AIM: The purpose of this study was to investigate the effect of CYP3A7, CYP3A4, and CYP3A5 genetic polymorphisms in liver transplant recipients and donors on tacrolimus concentrations in the early stages after liver transplantation. METHODS: One hundred and thirty-eight liver transplant recipients and matched donors were genotyped for CYP3A7 (rs10211 and rs2257401), CYP3A4 (rs4646437 and rs2242480), and CYP3A5*3 (rs776746) polymorphisms. The relationships between dose-adjusted trough concentrations (C0/D) of tacrolimus and corresponding genotypes were investigated. RESULTS: Recipient CYP3A polymorphisms were associated with tacrolimus concentrations. The CYP3A7 rs10211 AA carriers (186.2 vs 90.5, p < 0.001), CYP3A4 rs4646437 CC carriers (184.0 vs 88.8, p < 0.001), CYP3A4*1G rs2242480 CC carriers (189.8 vs 99.7, p < 0.001), and CYP3A5*3 rs776746 GG carriers (197.3 vs 86.0, p < 0.001) had an almost twofold increase in the tacrolimus C0/D compared to that of the non-carriers.
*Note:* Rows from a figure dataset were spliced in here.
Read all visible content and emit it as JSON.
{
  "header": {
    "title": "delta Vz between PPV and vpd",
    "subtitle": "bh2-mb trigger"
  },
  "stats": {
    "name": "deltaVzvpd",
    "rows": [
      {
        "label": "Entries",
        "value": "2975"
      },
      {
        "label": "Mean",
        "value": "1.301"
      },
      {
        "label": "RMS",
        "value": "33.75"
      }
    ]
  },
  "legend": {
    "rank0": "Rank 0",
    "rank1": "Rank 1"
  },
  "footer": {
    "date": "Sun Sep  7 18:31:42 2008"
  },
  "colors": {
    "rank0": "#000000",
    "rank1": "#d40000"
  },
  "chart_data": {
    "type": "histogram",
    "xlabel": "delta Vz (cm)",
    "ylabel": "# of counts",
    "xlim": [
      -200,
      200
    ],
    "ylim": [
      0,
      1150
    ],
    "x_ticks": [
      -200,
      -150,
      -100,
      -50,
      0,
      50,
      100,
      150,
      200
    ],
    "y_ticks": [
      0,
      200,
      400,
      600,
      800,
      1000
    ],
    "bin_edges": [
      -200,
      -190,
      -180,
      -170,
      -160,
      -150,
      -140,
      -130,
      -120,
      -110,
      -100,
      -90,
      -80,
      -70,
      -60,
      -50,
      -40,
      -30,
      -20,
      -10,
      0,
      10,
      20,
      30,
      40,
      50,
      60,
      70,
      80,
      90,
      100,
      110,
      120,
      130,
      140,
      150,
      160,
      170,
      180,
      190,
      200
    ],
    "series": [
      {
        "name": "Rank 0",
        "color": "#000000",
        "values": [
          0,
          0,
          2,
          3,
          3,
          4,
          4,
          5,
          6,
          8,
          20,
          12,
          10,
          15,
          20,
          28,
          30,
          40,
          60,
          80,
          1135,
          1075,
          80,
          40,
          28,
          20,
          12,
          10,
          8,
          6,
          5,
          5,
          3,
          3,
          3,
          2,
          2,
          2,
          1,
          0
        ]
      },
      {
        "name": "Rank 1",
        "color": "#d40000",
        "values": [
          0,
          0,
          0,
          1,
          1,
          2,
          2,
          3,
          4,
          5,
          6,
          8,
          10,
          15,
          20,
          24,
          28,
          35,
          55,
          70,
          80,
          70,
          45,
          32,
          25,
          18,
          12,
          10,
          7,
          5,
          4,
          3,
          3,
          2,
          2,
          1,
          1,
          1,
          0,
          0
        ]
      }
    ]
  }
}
We further investigated the effect of the combination of recipient (intestinal) and donor (hepatic) genotypes on tacrolimus concentrations. Regardless of the genotype of the matched donor, CYP3A7 rs10211, CYP3A4*1G (rs2242480), and CYP3A5*3 (rs776746) polymorphisms of recipients could affect tacrolimus concentrations. For the CYP3A4 rs4646437 polymorphisms, when the donor carried CYP3A4 rs4646437 CC, the recipient CYP3A4 rs4646437 polymorphism was associated with the C0/D of tacrolimus, and when the donor carried CYP3A4 rs4646437 CT/TT genotype, the recipient CYP3A4 rs4646437 polymorphism also affected on tacrolimus C0/D, although the effect was not significant. CONCLUSION: The large inter-individual variation in tacrolimus concentrations in the early stages after liver transplantation is influenced by genetic polymorphisms of CYP3A7, CYP3A4, and CYP3A5. Recipient (intestinal) CYP3A7, CYP3A4, and CYP3A5 polymorphisms seem to contribute more to such variation than donors. Therefore, the detection of CYP3A polymorphisms in recipients could help to predict the tacrolimus starting dose in the early stages after liver transplantation.